According to an email reviewed by CNBC, JetBlue’s COO and president Joanna Geraghty told staff May capacity has already been cut by eight to 10 percent and “you can expect to see a similar size capacity pull for the remainder of the summer.”

The airline is offering incentives to keep the flights that haven’t been canceled on the schedule. JetBlue is giving a $1,000 bonus to flight attendants who don’t call in sick between April 8 and May 31, according to TravelPulse.

The shortages and other challenges will surely make what was already predicted to be an expensive travel season even more costly. A report from the booking agency Hopper found that airfare will rise an average of seven percent until May, and that prices for domestic flights were up 40 percent from January to March.

Last summer, staffing shortages caused hundreds of flight cancellations as well. This year could be even worse as flight crews feel the pressure. Geraghty told staff in the email reviewed by CNBC that the airline is reducing capacity based on feedback that schedules are too tight and that although “the industry still remains very much in recovery mode,” fewer flights is a “proactive step” in the right direction.

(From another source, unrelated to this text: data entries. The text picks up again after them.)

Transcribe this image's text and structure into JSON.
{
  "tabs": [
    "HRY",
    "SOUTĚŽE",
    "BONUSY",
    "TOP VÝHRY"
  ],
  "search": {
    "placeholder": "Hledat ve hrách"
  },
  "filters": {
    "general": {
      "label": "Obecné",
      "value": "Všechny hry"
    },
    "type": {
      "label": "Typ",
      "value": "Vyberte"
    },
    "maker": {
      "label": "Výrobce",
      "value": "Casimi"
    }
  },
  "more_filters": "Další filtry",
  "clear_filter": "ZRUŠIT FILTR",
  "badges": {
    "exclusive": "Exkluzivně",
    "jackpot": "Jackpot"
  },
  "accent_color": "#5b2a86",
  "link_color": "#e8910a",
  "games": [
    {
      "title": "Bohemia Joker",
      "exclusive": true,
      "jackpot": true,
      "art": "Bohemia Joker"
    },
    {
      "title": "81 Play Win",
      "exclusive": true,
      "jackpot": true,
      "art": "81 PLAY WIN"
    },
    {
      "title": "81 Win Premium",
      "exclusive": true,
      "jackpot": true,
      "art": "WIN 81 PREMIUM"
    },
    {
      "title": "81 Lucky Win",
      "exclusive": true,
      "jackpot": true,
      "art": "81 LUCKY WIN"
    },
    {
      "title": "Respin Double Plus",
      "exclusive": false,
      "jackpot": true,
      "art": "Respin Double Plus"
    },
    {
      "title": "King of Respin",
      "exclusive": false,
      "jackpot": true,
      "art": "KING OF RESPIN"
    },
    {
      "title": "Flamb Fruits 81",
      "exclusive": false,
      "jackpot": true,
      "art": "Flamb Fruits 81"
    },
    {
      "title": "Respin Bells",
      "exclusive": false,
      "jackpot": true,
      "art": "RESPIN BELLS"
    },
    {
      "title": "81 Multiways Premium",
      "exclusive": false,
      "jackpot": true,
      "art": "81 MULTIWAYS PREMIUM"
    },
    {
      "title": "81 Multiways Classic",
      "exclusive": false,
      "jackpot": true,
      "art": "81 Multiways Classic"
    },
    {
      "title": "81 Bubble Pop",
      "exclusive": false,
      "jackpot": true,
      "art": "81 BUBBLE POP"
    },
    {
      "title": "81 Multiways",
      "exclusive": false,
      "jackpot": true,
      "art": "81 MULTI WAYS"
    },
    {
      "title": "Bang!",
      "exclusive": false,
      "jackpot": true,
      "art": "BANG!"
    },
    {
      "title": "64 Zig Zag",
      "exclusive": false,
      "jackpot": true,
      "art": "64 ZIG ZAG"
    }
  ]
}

Recent weather in Florida gave people a taste of what may be to come. Hundreds of flights were canceled the past two weekends, sending passengers scrambling to find ways to leave or arrive in the state.

According to USA Today, JetBlue and Spirit (two airlines that recently announced a possible merger) canceled more than 550 flights on April 9 and 10. And those aren’t the only two. Alaska Airlines announced it’ll cut two percent of flights through June due to a pilot shortage.

It doesn’t end there. After this summer, Delta is ending select routes as well. Flights from Minneapolis-St. Paul to Providence, Rhode Island, and the New York cities of Albany, Rochester, and Syracuse will all end after September at the latest. United Airlines cut flights from Cleveland this summer due to a shortage of pilots, according to local news reports, which also noted United is offering about 85 percent of the flights it did in 2019.

There is one bright spot: American Airlines said in March that it was ready for all of the summer passengers after an increase in staffing.